Feasible software development starts with a programming language

The other day one honourable “Rustacean” (translated: proficient in Rust)   commented:  “…Rust is designed under the assumption that after a period of cognitive training, you should reach the point …” .

Let us be clear: He actually meant well.

That half a sentence is taken out of very high tech context, but it made me stop and think.

  1. Let us imagine there is a set of useful programming languages.
    1. That is the first set.
  2. From that set, Rust is not the language that most people will understand.
    1. And the same applies to standard C++, Haskell, Lisp, etc … that is a subset of the set one: second set.
  3. The third set is the first set minus the second set.

And what is the point?

Feasible software development uses the languages from the third set. Whatever you might think of them. Hint: C, zig, Swift, GO. And yes there are “things” in the third set, like C#, Java, PHP, JavaScript, et all. All very much in use. Why is that? Let me use again, that gentleman’s other half-a-sentence:

(the Context is Rust “cognitive training”)  “… but I can totally imagine that there are also other people for whom it won’t ever work out….”

Meaning: many people will hardly be able to become productive with languages from the set two.

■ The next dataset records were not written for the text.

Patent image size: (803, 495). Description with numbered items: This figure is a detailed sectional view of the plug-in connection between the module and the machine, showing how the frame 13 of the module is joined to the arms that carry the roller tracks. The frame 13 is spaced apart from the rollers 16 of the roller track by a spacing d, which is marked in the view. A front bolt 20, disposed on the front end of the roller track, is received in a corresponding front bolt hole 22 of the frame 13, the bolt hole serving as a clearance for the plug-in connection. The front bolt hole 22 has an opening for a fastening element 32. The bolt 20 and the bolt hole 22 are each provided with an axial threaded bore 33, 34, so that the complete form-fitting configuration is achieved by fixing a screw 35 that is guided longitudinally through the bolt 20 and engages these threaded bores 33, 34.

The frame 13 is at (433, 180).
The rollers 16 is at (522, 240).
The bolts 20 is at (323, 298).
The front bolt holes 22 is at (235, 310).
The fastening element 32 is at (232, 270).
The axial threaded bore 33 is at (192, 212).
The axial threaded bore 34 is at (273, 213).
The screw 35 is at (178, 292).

You need humans to develop the software. The central fact is: open source is fine but someone has to pay for commercial software product development. And if ever there was a risky business then the crown prince of high-risk business is Commerical Software Product Development.

In that business, in order not to fail, you have to release before the competition does. And even more important: release before you lose the innocents that actually paid your product first release.  Innocents waiting on, so-called “MVP” aka “Minimum Viable Product”. In some sinister circles also known as “Fake it until you make it”. Thus.

The real journey you have to take, is: From “Minimum Viable Product” to “Most Valuable Product”.

Stay calm cool and collected. Slowly start walking backward. Increase the distance until you see the full picture.